La respuesta no puede ser sencilla ni fácil. De entrada, en importante señalar que la Biblia registra una y otra vez la denuncia y desagrado divinos contra el mal. Por ejemplo, Isaías dice de la Jerusalén de su época: «Llena estuvo de justicia, en ella habitó la equidad; pero ahora, los homicidas. Tu plata se ha convertido en escorias, tu vino está mezclado con agua. Tus príncipes, prevaricadores y compañeros de ladrones; todos aman el soborno, y van tras las recompensas; no hacen justicia al huérfano, ni llega a ellos la causa de la viuda», Isaías 1.21-23. Es más, la Escritura enseña el Justo Juicio de Dios sobre el mal. El mismo profeta vuelve a decir: «El Señor vendrá a juicio contra los ancianos de su pueblo y contra sus príncipes; porque vosotros habéis devorado la viña, y el despojo del pobre está en vuestras casas. ¿Qué pensáis vosotros que majáis mi pueblo y moléis las caras de los pobres? dice el Señor de los ejércitos», Isaías 3.14,15. Dios se toma muy en serio el mal que causa el hombre y lo tiene por responsable del mismo.

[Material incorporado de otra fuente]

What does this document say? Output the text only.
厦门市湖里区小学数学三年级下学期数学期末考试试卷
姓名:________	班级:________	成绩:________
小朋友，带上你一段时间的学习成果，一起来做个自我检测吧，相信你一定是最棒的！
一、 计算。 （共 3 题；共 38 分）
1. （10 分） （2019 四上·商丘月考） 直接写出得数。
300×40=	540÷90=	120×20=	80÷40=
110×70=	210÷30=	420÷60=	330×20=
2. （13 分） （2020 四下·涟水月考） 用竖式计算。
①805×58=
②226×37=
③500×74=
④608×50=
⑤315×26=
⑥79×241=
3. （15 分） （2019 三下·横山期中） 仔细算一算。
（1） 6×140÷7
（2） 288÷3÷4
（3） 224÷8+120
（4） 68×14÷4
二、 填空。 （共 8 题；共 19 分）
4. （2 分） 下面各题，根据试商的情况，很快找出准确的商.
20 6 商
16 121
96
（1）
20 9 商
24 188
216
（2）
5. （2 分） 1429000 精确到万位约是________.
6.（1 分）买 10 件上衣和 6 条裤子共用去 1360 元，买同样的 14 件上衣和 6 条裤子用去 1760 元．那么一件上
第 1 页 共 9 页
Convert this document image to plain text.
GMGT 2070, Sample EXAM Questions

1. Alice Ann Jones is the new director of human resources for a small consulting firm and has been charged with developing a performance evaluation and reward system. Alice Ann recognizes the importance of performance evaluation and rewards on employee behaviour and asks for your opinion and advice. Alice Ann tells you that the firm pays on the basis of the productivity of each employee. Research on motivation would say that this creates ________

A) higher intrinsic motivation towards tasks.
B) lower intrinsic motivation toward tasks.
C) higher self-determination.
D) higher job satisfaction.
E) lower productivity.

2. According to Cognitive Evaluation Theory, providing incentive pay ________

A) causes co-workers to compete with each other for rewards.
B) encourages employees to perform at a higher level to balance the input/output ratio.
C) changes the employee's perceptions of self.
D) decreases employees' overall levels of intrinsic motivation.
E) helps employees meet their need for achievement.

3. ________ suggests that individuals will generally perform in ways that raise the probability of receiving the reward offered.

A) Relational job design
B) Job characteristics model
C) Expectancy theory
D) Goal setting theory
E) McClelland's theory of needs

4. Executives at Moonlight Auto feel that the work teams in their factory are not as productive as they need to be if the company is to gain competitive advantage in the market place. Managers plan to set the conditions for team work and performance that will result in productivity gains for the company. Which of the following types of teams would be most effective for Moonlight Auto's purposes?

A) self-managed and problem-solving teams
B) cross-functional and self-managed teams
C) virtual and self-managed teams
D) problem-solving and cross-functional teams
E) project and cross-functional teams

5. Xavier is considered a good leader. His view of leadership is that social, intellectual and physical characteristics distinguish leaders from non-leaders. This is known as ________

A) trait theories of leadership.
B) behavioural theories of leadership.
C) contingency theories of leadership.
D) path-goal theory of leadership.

Pero es precisamente lo que recordamos en estas fechas de Semana Santa, lo que puede ayudarnos mucho a la hora de desentrañar este dilema. El punto central de la Semana Santa es la pasión y muerte de nuestro Señor Jesucristo, el Hijo de Dios encarnado. Las Escrituras nos cuentan que el Mesías, de acuerdo a la voluntad de su Padre, estuvo dispuesto a venir a este mundo, dejando la gloria del cielo, por la miseria de una vida aquí. Nació y vivió pobre. Sujeto a todo tipo de padecimientos, como el hambre o la sed. Vivió haciendo el bien a otros, sanando, alimentando y enseñándolos. Fue malinterpretado por los suyos, y, finalmente, traicionado por uno de sus discípulos. Los dirigentes de su pueblo lo entregaron a un gobernador que prevaricó para que fuera ejecutado, sin causa alguna que mereciera la pena de muerte. En medio de atroces sufrimientos, murió vejado. A la luz de semejante acción, no podemos acusar a Dios de desentenderse del hombre que sufre o de indiferencia ante el mal. Ya que, Dios mismo, en la Persona de su Hijo sufre los efectos del mal. Me gusta como lo expresó otro filósofo, Albert Camus, uno de los padres del existencialismo: «Cristo, hombre y Dios a la vez, también sufre y con admirable paciencia. El mal y la muerte no pueden ser completamente imputados a su persona, por cuanto el mismo sufrió y murió. La noche en el Gólgota reviste tal importancia para la Historia del hombre precisamente porque, cobijada en sus sombras, la divinidad abandonó de forma ostensible el privilegio que por tradición le correspondía, asumiendo en su persona el abandono, la agonía y la muerte. Así es como se explica el lama sabactani y la terrible lucha de Cristo en una lucha agónica». Los sufrimientos de Cristo como el Dios-Hombre, nos abren una nueva perspectiva, sobrecogedora, ante el carácter tan sorprendente que tiene el Dios que nos presenta la Biblia, el Dios cristiano. El hecho de que es Dios mismo el que sufre el mal en Su Hijo encarnado.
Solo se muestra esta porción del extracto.